La tortilla francesa, qué decir. No tiene nada del otro mundo, son dos simples huevos igual que en cualquier parte del mundo. Aunque no te animo a probarla, ya que te clavan 7 € mínimo por una simple tortilla francesa, precio de París. Yo no la he probado pero sí que he visto los precios en la carta de cualquier brasserie y se te queda grabado semejante precio.

– ¿Sigues la actualidad cascantina desde allí? (Si tu respuesta es NO, dentro de poco lo podrás hacer escuchando, y por supuesto leyendo, Radio Cierzo).

Lo intento pero no es fácil. Es cierto que leo los maravillosos artículos y reportajes de Radio Cierzo, y luego no hay nada mejor que hablar con algunos de mis buenos amigos para que me pongan al día y enterarme de todos los cotilleos que circulan por ahí. Así que dentro de lo que cabe, me voy enterando de las cosas a pesar de estar a una gran distancia.

– Cuéntanos algo que quieras de lo que se siente viviendo allí, cómo es la gente, qué nos diferencia, qué nos une…

Pues lo primero en que me fijé fue en cómo la gente es muy educada pero a la vez es muy cerrada, lo cuál me lleva a decir que España es uno de los pocos lugares en los que uno se siente acogido por sus vecinos, excepto en las grandes ciudades, en las que siempre cada uno mira por sí mismo. Yo vivo en una gran ciudad, pero en los pueblos de la periferia pasa lo mismo y también lo sé por mi tía Begoña, que dice exactamente lo mismo y está siempre en pueblos pequeños de aquí de Francia viviendo.

Otra cosa en la que te fijas es en que a los españoles nos ponen la etiqueta de “borrachos” y ellos son más todavía; la única diferencia está en los horarios de salida. También dicen que somos muy sucios y yo no veo a la gente que usen las papeleras que hay en cada farola, si no que todo va al suelo.

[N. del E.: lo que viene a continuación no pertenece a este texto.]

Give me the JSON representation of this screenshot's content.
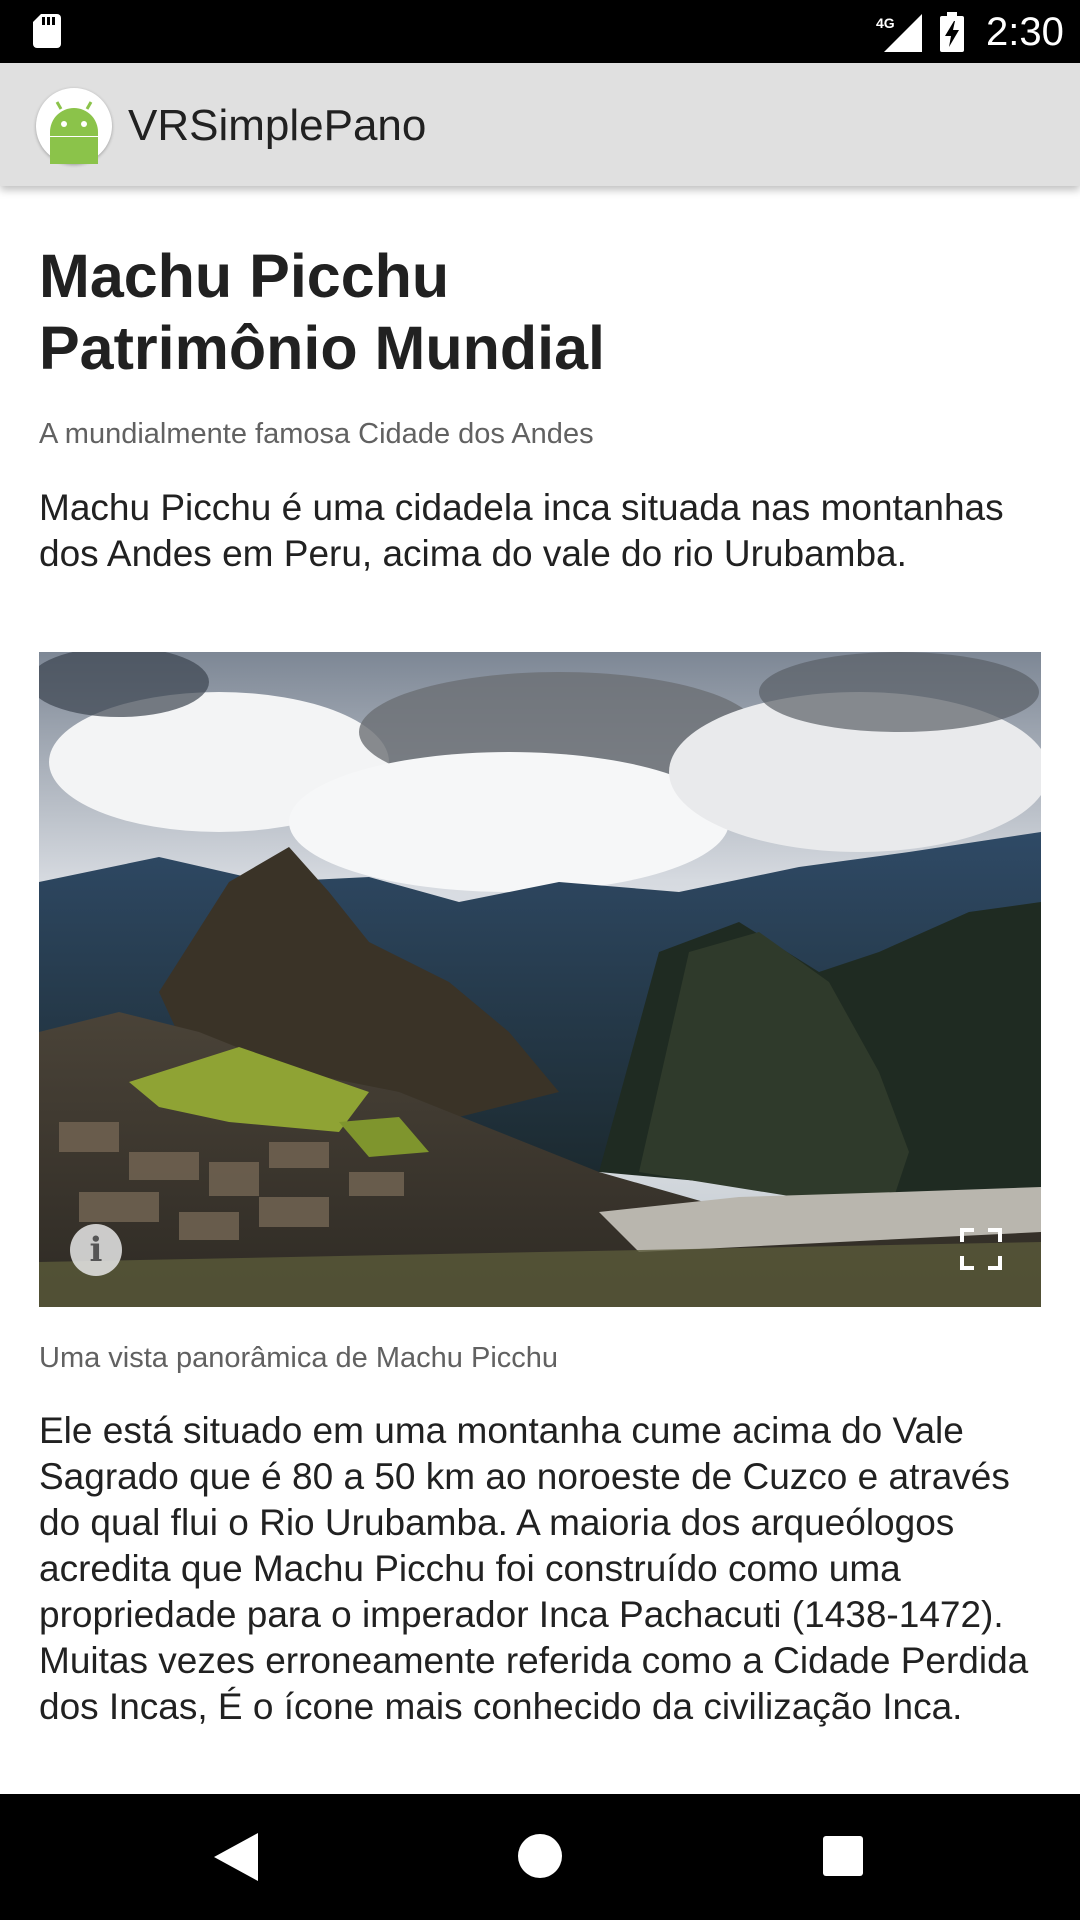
{
  "status_bar": {
    "time": "2:30",
    "network_label": "4G",
    "icons": [
      "sd-card-icon",
      "cell-signal-icon",
      "battery-charging-icon"
    ]
  },
  "app_bar": {
    "title": "VRSimplePano",
    "logo_icon": "android-icon",
    "logo_color": "#8bc34a"
  },
  "article": {
    "title_line1": "Machu Picchu",
    "title_line2": "Patrimônio Mundial",
    "subtitle": "A mundialmente famosa Cidade dos Andes",
    "intro": "Machu Picchu é uma cidadela inca situada nas montanhas dos Andes em Peru, acima do vale do rio Urubamba.",
    "panorama": {
      "info_icon": "info-icon",
      "fullscreen_icon": "fullscreen-icon",
      "info_label": "i"
    },
    "caption": "Uma vista panorâmica de Machu Picchu",
    "body": "Ele está situado em uma montanha cume acima do Vale Sagrado que é 80 a 50 km ao noroeste de Cuzco e através do qual flui o Rio Urubamba. A maioria dos arqueólogos acredita que Machu Picchu foi construído como uma propriedade para o imperador Inca Pachacuti (1438-1472). Muitas vezes erroneamente referida como a Cidade Perdida dos Incas, É o ícone mais conhecido da civilização Inca."
  },
  "nav_bar": {
    "buttons": [
      "back-icon",
      "home-icon",
      "recents-icon"
    ]
  }
}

Y ya no hablemos de la inmensa pobreza que hay, se notan muchísimo las diferencias entre clases y aunque pobres e indigentes hay en todos lados, en París veo muchísimos, y entre barrios también se distinguen las clases sociales y la multiculturalidad debido a las muchas razas que habitan París.

Por supuesto no puedo despedirme sin decir que si París es conocida como la ciudad de las luces es por algo y en Navidad muchísimas calles, tiendas, restaurantes,… se decoran con grandes adornos navideños y todos bien iluminados y de todo tipo de luces. Antes de venirme a España de vacaciones pude contemplar lo precioso que es París, sobre todo de noche, en época navideña.

Acabo ya, pues podría estar contando miles de historias y anécdotas que he podido ver en estos 4 meses que llevo y lo que me queda, o eso espero. Espero haber llamado vuestra atención y desde aquí os animo a viajar para descubrir nuevos lugares porque nunca se termina de descubrir nuevas cosas que te llenan y te hacen mejor como persona al tener mayor conocimiento de cómo es el mundo y no sólo de nuestra queridísima ciudad de Cascante.